Shadows XI, Set 4
1980 Photographs, ink on paper, 4 sheets 50.8 x 40.6 cm / 20 x 16 in (each)
Similar to Charles Gaines's other early works, the ‘Shadows’ (1979-1980) series functions didactically by drawing attention to order and sequencing. As with his other grid-based and systems-based works, Gaines's process simultaneously produces both the content and the formal structure of the work, as photographs and drawings together create a self-reflexive record of his process. The drawings function as an indexical mark of the present and absent (previous) photographs, tracing the trajectory of the series as a whole. Taking the notion of the indexical even further, while the photographs themselves are traces of a real, factual circumstance, the shadows that are documented are themselves paradigmatic of the index's visual register.
‘‘Shadows’ is a series that is made up of groupings of four sets with each set comprised of two photographs and two drawings. Over the course of the series, I sequentially plotted contours of plants and their shadows on a numbered grid. For each group, I took a photograph of a standard houseplant and a photograph of its corresponding shadow in four different positions: 0 degrees, 90 degrees, 180 degrees, 270 degrees. This produced four photographs of the plant and four photographs of its shadows.’–Charles Gaines
Despite the systematic, ordering function of the numbers, the ‘Shadows’ explorations–and indeed the work at large–serve less as a measure of logical versus illogical than as an engagement with the nature of perception. While this idea includes the logic of composition, Gaines was more interested in how we see objects in the world, continuing his ongoing questioning of the essence, inherent nature, or stability of a given thing.
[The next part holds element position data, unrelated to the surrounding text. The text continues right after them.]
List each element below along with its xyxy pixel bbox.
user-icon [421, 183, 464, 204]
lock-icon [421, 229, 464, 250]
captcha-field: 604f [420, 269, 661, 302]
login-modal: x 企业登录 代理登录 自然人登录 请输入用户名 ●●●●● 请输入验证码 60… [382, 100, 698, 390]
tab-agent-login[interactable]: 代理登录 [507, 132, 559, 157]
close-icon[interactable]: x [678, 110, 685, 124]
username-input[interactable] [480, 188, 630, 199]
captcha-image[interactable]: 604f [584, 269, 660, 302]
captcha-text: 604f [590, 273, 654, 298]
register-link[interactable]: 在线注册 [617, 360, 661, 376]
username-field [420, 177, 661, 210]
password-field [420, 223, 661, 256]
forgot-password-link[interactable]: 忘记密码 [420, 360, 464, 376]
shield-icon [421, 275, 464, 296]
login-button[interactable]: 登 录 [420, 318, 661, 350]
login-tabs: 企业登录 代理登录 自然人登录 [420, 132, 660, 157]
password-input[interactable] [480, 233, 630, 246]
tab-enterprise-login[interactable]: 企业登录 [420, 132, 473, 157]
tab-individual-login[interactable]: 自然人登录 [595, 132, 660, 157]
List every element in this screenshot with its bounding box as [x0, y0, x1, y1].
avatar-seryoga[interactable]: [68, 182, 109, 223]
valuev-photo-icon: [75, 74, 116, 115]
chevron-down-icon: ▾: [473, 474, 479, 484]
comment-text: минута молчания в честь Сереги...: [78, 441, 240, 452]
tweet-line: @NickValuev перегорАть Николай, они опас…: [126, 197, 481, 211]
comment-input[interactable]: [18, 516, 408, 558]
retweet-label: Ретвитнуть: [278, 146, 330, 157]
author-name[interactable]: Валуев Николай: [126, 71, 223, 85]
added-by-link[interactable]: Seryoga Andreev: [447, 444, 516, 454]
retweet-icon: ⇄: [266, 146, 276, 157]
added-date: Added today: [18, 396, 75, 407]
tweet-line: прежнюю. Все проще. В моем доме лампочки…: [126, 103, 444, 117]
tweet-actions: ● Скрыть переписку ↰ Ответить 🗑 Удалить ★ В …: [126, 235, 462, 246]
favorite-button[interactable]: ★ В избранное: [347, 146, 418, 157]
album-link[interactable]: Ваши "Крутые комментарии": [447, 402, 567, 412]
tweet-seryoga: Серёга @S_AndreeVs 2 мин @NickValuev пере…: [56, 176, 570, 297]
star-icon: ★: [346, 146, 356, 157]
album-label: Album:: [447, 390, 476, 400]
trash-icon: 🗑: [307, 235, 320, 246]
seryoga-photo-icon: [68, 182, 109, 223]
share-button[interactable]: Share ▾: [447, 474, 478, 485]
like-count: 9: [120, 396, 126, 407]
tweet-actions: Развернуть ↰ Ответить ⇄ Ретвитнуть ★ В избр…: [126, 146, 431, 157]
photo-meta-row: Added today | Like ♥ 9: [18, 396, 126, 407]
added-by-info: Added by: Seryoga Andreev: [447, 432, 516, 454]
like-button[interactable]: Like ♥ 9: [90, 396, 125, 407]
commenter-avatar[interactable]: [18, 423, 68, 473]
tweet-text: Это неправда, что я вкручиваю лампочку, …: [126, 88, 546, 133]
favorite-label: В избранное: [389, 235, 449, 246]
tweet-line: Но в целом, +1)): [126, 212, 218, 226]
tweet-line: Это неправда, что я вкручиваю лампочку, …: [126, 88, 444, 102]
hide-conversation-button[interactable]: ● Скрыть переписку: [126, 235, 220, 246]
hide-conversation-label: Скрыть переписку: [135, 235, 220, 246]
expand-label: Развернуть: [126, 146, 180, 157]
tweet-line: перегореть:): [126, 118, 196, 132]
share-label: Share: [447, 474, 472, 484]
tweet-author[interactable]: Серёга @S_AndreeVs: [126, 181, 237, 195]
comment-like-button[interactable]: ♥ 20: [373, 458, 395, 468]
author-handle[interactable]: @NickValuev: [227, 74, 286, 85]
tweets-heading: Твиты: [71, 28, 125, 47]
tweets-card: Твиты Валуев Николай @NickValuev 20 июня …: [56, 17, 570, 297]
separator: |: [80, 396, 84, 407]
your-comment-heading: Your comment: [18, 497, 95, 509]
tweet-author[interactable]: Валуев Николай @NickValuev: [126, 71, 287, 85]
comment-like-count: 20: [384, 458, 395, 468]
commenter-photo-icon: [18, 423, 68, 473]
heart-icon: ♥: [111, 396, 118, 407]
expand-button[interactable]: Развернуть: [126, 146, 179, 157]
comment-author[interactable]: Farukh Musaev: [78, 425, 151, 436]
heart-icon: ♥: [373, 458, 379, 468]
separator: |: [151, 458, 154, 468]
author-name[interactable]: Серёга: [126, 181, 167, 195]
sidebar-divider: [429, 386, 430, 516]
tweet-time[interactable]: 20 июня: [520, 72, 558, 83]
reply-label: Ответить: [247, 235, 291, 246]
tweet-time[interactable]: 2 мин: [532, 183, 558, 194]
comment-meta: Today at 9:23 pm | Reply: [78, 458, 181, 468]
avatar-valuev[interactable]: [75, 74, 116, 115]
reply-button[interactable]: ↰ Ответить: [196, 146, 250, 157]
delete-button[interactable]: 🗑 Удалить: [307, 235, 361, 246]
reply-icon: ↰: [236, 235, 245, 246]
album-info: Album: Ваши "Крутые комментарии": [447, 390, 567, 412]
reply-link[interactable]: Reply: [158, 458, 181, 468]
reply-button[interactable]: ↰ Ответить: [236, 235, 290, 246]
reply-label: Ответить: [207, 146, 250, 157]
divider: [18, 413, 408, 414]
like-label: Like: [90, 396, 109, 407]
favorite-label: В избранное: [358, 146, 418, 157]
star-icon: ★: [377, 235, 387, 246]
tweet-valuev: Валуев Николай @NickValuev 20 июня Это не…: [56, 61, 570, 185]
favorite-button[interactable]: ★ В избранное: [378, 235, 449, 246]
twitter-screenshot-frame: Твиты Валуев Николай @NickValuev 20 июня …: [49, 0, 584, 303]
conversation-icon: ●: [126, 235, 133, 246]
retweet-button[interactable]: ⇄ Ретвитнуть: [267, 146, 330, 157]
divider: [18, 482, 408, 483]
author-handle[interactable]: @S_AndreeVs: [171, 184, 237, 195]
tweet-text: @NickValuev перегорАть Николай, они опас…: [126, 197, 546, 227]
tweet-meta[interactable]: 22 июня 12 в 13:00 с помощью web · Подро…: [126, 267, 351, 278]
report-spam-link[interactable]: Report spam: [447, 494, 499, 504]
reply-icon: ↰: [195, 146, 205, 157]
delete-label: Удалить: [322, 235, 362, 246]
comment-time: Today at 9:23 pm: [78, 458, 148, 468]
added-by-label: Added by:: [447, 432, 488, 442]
A pivotal figure in the field of Conceptual Art, Charles Gaines’ body of work engages formulas and systems that interrogate relationships between the objective and the subjective realms. Using a generative approach to create series of works in a variety of mediums, he has built a bridge between the early conceptual artists of the 1960s and 1970s and subsequent generations of artists pushing the limits of conceptualism today.